9. They buy their ex more expensive gifts than you. They still have vacation plans with them to travel the world. Who does that?

10. Inconsistent off and on connection. He doesn't seem focused.... at all.

11. He out loud compares the two of you, as if you are cars and have competing features with different deals. You should never feel this way.


12. You find odd things at their place, things that let you know someone else was there romantically. Like a hair clip or a shirt you have never worn.

13. They don't like going to your place, but if they do, they seem awkward or uncomfortable there. You guys should have the same connection at both of your places, with minute variation.


14. The age difference between you and your boyfriend is much larger than the one he has with his ex.

15. You never go out into town together for fear that he'll run into someone.

16. His favorite date is hanging out at his place watching tv with minimal discussion about feelings. And touching your body.

17. Your partner being overly concerned that you are seeing someone else, when you very clearly are not.

18. No talks of what the future might look like. You don't talk about the future because there isn't one, or he is using that energy on someone else.

19. Doesn't use a clear definition of the word "friend." A friend could be anything from a dog, his ex, a co-worker, you, his mom, the television. They have a hard time knowing what are the boundaries of a friendship without going passionate.

20. She sometimes disappears over the weekend and you have to pry her to get details about where she went, with whom, and why. She likely doesn't want you to know where she went and why.

21. They broke up on ambiguous, amicable terms.
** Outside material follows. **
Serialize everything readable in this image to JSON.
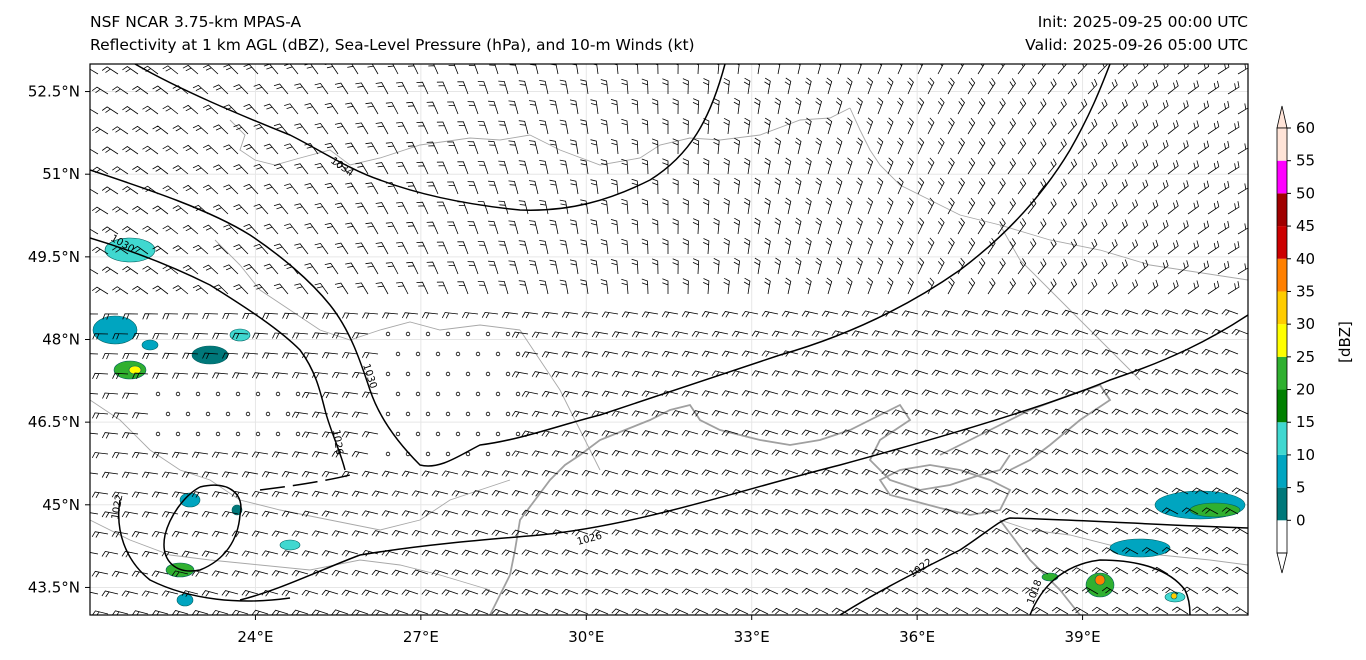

It was a weird breakup, and sudden therefore they might want each other back.

22. Your boyfriend obviously has unresolved emotional issues from the past that they are dealing with that go beyond normal baggage and instead they don't have a clear enough head... with a clean room in there for you.

23. Nostalgia for the past relationship is unusually high. Why are you so nostalgic? Are you missing your girlfriend? Why?

24. They seem to be confused about who they are dating, who is the friend, and what it is they want.

25. When you discuss the past, the way they talk about the timeline of their past relationship varies and reasons for what happened are inconsistent.

26. Many of the same things he compliments you about... he also says about her.

27. You have never met his ex. He doesn't seem to want you two in the same space sharing info. You guys are not friends for a reason.

28. He often slips up and makes a rude comment or two, because he isn't emotionally invested in supporting you nor knows what he wants.